My answer comes out as $(p|X)$~$BETA(x+1,-x+2)$, indicating that $p_{Bayes}=\frac{x+1}{3}$, but apparently the correct answer is $p_{Bayes}=\frac{\sum x_i+1}{n+2}$. I don't understand where this answer comes from, however; can somebody here explain it? Thanks.

Answer 1

You are calculating the posterior distribution incorrectly. I'll use $\theta$ instead of $p$ to avoid confusing the notation, so that $\theta \sim U(0,1)$ and $p(\theta) = 1$:

\begin{align*} p(\theta | X) &= p(X | \theta) p(\theta)\\ &= \prod_{i=1}^n p(X_i|\theta) p(\theta)\\ &= p(\theta) \prod_{i=1}^n \theta^{X_i} (1- \theta)^{1-X_i}\\ &= 1 \times \theta^{n \bar{X}}(1- \theta)^{n-n\bar{X}}\\ &= \theta^{n \bar{X}}(1- \theta)^{n-n\bar{X}} \end{align*}

which is the kernel of a beta distribution with parameters:

$$ B(\alpha = n \bar{X} + 1, \beta = n-n \bar{X} +1 ) $$

where $n \bar{X} = \sum_{i} X_i$.

Then, the bayes estimator of $\theta$ with squared error is simply the posterior mean (mean of a beta distribution with the above parameters):

\begin{align*} \theta_{\text{bayes}} &= E(\theta|X) \\ &= \frac{\alpha}{ \alpha + \beta}\\ &= \frac{ n \bar{X} + 1}{ n \bar{X} + 1 + n-n \bar{X} +1}\\ &= \frac{n \bar{X} +1}{n+2}\\ & = \frac{\sum_i X_i +1}{n+2}\\ \end{align*}

To solve for the Bayes estimator of $\theta(1-\theta)$, apply what we just did.
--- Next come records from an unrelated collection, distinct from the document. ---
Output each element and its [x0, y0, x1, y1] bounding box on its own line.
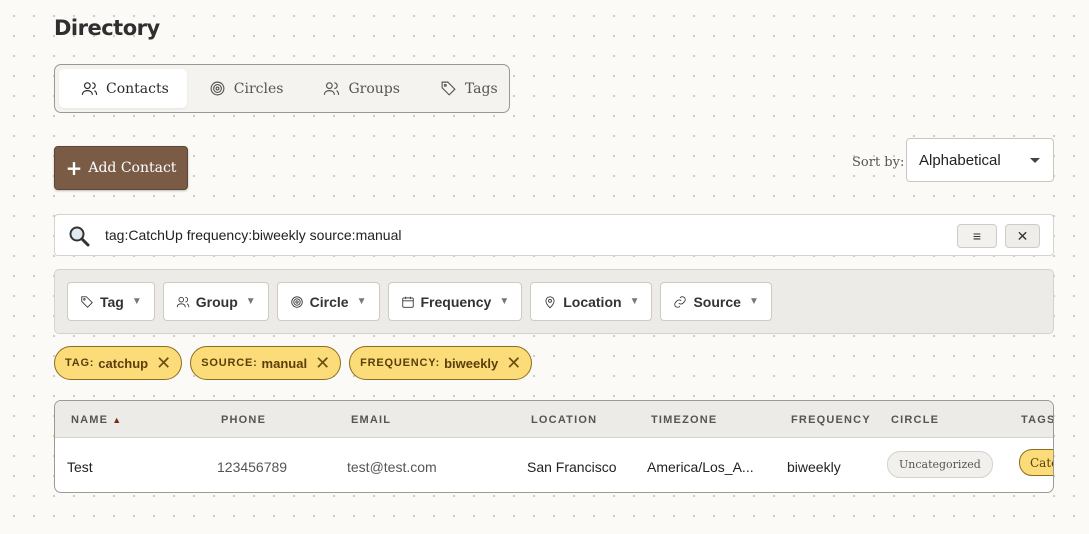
- cell-name: Test: [67, 459, 93, 475]
- link-icon: [674, 295, 687, 308]
- chip-key: SOURCE:: [201, 357, 258, 369]
- search-icon: [69, 226, 90, 247]
- circle-badge: Uncategorized: [887, 451, 993, 478]
- close-icon: ✕: [1016, 227, 1029, 244]
- filter-bar: Tag ▼ Group ▼ Circle ▼ Frequency ▼ Locat…: [54, 269, 1054, 334]
- filter-source-button[interactable]: Source ▼: [660, 282, 772, 321]
- filter-label: Frequency: [420, 293, 492, 310]
- column-header-circle[interactable]: CIRCLE: [891, 414, 939, 426]
- target-icon: [210, 81, 225, 96]
- filter-label: Circle: [309, 293, 349, 310]
- chevron-down-icon: ▼: [245, 296, 256, 307]
- chevron-down-icon: [1030, 158, 1040, 163]
- tab-tags[interactable]: Tags: [418, 69, 516, 108]
- chevron-down-icon: ▼: [131, 296, 142, 307]
- column-header-location[interactable]: LOCATION: [531, 414, 597, 426]
- cell-location: San Francisco: [527, 459, 617, 475]
- sort-select[interactable]: Alphabetical: [906, 138, 1054, 182]
- column-label: NAME: [71, 414, 109, 426]
- filter-label: Tag: [100, 293, 124, 310]
- chip-key: TAG:: [65, 357, 95, 369]
- filter-label: Source: [693, 293, 741, 310]
- tag-icon: [441, 81, 456, 96]
- plus-icon: +: [65, 156, 83, 180]
- cell-email: test@test.com: [347, 459, 437, 475]
- chip-value: manual: [261, 355, 308, 371]
- column-header-tags[interactable]: TAGS: [1021, 414, 1053, 426]
- column-header-timezone[interactable]: TIMEZONE: [651, 414, 717, 426]
- filter-tag-button[interactable]: Tag ▼: [67, 282, 155, 321]
- tab-label: Groups: [348, 80, 400, 97]
- sort-asc-icon: ▲: [112, 415, 123, 425]
- clear-search-button[interactable]: ✕: [1005, 224, 1040, 248]
- column-header-phone[interactable]: PHONE: [221, 414, 266, 426]
- cell-frequency: biweekly: [787, 459, 841, 475]
- users-icon: [81, 82, 98, 95]
- filter-chip-source: SOURCE: manual ✕: [190, 346, 342, 380]
- contacts-table: NAME ▲ PHONE EMAIL LOCATION TIMEZONE FREQ…: [54, 400, 1054, 493]
- chevron-down-icon: ▼: [356, 296, 367, 307]
- add-contact-button[interactable]: + Add Contact: [54, 146, 188, 190]
- chip-key: FREQUENCY:: [360, 357, 441, 369]
- sort-label: Sort by:: [852, 155, 905, 170]
- calendar-icon: [401, 296, 414, 308]
- chevron-down-icon: ▼: [499, 296, 510, 307]
- search-input[interactable]: [105, 215, 985, 255]
- filter-chip-tag: TAG: catchup ✕: [54, 346, 183, 380]
- tab-label: Circles: [233, 80, 284, 97]
- users-icon: [324, 82, 340, 95]
- chip-value: biweekly: [444, 355, 499, 371]
- close-icon[interactable]: ✕: [315, 354, 330, 372]
- filter-circle-button[interactable]: Circle ▼: [276, 282, 380, 321]
- add-contact-label: Add Contact: [88, 160, 177, 176]
- tab-circles[interactable]: Circles: [187, 69, 302, 108]
- chevron-down-icon: ▼: [748, 296, 759, 307]
- table-header: NAME ▲ PHONE EMAIL LOCATION TIMEZONE FREQ…: [55, 401, 1053, 438]
- tag-pill: CatchUp: [1019, 449, 1053, 476]
- page-title: Directory: [54, 16, 160, 40]
- close-icon[interactable]: ✕: [156, 354, 171, 372]
- close-icon[interactable]: ✕: [506, 354, 521, 372]
- tab-groups[interactable]: Groups: [301, 69, 417, 108]
- users-icon: [176, 296, 190, 307]
- tab-contacts[interactable]: Contacts: [59, 69, 187, 108]
- sort-value: Alphabetical: [919, 151, 1001, 169]
- column-header-name[interactable]: NAME ▲: [71, 414, 122, 426]
- active-filter-chips: TAG: catchup ✕ SOURCE: manual ✕ FREQUENC…: [54, 346, 533, 380]
- column-header-email[interactable]: EMAIL: [351, 414, 391, 426]
- filter-location-button[interactable]: Location ▼: [530, 282, 653, 321]
- cell-phone: 123456789: [217, 459, 288, 475]
- filter-chip-frequency: FREQUENCY: biweekly ✕: [349, 346, 533, 380]
- search-bar: ≡ ✕: [54, 214, 1054, 256]
- cell-timezone: America/Los_A...: [647, 459, 754, 475]
- chevron-down-icon: ▼: [629, 296, 640, 307]
- tab-label: Tags: [464, 80, 498, 97]
- filter-label: Location: [563, 293, 622, 310]
- filter-label: Group: [195, 293, 238, 310]
- map-pin-icon: [545, 295, 555, 308]
- list-icon: ≡: [972, 228, 982, 244]
- filter-frequency-button[interactable]: Frequency ▼: [387, 282, 523, 321]
- column-header-frequency[interactable]: FREQUENCY: [791, 414, 871, 426]
- filter-group-button[interactable]: Group ▼: [162, 282, 269, 321]
- chip-value: catchup: [98, 355, 149, 371]
- target-icon: [290, 295, 303, 308]
- tag-icon: [81, 295, 93, 308]
- directory-tabs: Contacts Circles Groups Tags: [54, 64, 510, 113]
- list-button[interactable]: ≡: [957, 224, 997, 248]
- tab-label: Contacts: [106, 80, 169, 97]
The Bayes estimator under SE loss is simply the posterior expectation of the thing we are trying to estimate.

$$ E(\theta(1-\theta)) = E(\theta) - E(\theta^2) = E(\theta) - (V(\theta) + E(\theta)^2) $$

We already know what $E(\theta)$ is from above, and $V(\theta)$ is just:

$$ \frac{\alpha \beta}{ (\alpha + \beta)^2 ( \alpha + \beta + 1)} $$